Ben buradan şunu anlıyorum. İhracat, üretim ve genel oranda vergiye tabi matrah varsa ihracat ve üretimden faaliyetinden elde edilen kazancın tespit ederken "enflasyon düzeltme kar veya zararından" belirlenen uygun dağıtım anahtarıyla tespit edilen oranda anılan faaliyetlere pay verilmesidir. Zira yukarıda açıkladığımız üzere kurumlar vergisi tebliği düzenlemesi uyarınca üretim ve ihracattan elde edilen gelirin ticari bilanço karı içerisindeki payının belirlenmesi ve bu paya göre matrah üzerinden yüzde 20 ve 24 orana tabi matrahların tespit edilmesi gerekiyor. Bu matrahlardan sonra kalan kısım ise genel orana tabi matrah kısmını oluşturuyor.

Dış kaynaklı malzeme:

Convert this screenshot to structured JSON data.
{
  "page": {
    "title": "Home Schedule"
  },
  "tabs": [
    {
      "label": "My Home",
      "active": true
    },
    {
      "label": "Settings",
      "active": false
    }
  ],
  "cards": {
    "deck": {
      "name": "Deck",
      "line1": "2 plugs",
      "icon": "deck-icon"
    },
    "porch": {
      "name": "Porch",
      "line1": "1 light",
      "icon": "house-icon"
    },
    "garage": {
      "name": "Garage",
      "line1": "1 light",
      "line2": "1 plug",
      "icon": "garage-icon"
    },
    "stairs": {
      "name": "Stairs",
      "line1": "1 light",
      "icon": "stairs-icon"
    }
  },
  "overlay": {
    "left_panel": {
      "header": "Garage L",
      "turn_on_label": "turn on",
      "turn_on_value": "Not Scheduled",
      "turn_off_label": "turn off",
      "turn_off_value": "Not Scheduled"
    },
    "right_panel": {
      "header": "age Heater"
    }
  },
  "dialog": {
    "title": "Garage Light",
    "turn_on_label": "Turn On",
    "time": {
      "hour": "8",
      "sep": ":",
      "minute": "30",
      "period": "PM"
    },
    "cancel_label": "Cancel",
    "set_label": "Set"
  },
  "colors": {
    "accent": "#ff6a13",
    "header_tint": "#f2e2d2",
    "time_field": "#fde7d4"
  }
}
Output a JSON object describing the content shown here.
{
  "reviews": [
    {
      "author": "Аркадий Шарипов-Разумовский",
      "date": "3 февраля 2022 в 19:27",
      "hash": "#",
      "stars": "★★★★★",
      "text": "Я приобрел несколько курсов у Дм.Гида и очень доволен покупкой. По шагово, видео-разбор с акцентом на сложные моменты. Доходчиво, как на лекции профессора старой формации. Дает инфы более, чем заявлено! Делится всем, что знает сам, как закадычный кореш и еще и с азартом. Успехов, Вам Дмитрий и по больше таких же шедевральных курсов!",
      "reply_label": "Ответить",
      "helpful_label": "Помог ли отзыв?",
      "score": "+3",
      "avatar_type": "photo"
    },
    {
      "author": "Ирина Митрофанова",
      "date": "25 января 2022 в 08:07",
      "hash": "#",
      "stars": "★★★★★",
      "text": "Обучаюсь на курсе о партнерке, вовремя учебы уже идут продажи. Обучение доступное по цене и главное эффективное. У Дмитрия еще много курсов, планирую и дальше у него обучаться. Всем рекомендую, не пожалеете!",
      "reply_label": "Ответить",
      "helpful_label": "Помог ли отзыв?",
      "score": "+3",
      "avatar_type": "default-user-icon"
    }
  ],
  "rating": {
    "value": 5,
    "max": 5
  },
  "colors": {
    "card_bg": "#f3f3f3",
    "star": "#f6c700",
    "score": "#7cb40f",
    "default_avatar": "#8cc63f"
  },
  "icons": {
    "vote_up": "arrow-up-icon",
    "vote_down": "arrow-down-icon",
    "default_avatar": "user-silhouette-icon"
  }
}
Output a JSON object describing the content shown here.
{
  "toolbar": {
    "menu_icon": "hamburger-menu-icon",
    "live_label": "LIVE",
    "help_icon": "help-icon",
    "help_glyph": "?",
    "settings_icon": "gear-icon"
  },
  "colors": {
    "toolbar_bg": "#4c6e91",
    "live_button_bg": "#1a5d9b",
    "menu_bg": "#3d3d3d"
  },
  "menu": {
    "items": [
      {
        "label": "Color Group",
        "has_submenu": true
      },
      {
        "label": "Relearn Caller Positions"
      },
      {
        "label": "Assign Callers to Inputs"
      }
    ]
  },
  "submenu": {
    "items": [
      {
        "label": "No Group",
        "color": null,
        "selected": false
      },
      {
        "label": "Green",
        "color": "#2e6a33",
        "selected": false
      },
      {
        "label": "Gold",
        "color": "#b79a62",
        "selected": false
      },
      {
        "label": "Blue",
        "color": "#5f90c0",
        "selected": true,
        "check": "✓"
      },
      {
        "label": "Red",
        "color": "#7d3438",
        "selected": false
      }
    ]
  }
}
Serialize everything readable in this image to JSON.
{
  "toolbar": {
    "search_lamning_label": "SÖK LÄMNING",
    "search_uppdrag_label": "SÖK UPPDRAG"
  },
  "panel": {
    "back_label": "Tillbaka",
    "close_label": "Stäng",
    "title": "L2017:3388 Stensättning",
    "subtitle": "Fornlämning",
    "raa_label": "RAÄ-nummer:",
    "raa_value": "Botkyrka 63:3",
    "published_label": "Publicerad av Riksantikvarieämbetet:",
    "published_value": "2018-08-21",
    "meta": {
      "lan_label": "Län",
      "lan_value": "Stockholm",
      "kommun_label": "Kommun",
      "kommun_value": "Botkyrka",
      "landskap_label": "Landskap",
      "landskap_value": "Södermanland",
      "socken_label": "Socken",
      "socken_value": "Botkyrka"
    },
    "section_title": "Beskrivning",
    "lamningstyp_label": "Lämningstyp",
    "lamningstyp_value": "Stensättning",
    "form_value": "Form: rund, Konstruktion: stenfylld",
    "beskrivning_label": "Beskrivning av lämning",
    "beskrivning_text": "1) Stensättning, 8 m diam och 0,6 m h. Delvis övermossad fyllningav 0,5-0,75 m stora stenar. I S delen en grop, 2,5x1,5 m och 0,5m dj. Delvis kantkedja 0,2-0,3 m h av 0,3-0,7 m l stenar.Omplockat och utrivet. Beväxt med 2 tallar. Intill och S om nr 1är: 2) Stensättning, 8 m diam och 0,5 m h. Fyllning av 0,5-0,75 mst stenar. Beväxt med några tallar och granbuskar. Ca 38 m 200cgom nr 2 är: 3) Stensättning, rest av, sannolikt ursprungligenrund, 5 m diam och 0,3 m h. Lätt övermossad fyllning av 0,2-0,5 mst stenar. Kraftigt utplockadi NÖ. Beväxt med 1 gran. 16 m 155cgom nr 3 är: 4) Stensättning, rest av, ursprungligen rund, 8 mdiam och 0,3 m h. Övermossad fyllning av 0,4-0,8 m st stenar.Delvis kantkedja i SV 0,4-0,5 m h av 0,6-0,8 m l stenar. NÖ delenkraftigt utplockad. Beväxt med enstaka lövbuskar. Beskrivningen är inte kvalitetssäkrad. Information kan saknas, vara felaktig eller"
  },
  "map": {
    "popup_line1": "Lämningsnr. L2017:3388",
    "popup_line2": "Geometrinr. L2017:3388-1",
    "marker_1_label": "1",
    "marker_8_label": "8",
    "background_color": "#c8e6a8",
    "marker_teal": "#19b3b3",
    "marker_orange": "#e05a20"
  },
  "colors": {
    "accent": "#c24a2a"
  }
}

Burada dikkat edilmesi gereken nokta şudur. Gelir tablosunda ticari bilanço karına ulaşırken enflasyon düzeltme karı eklenmekte veya enflasyon düzeltme zararı indirilmektedir. Hal böyle iken enflasyon düzeltme karının bir kısmına yüzde 20 veya yüzde 24 oranını uygulamak nasıl olacak?
176 numaralı sirkülerdeki 5 numaralı örnekte dağıtım anahtarı ile bulunan oranın enflasyon düzeltme karına uygulanarak ihracat ve üretimden elde edilen kazanca isabet eden kısmının bulunarak doğrudan bu tutara yüzde 20 veya 24 oranının uygulanması öngörülmüş gibi. Halbuki böyle bir hesaplama yukarıda açıkladığımız nedenlerle fiilen mümkün gözükmemektedir.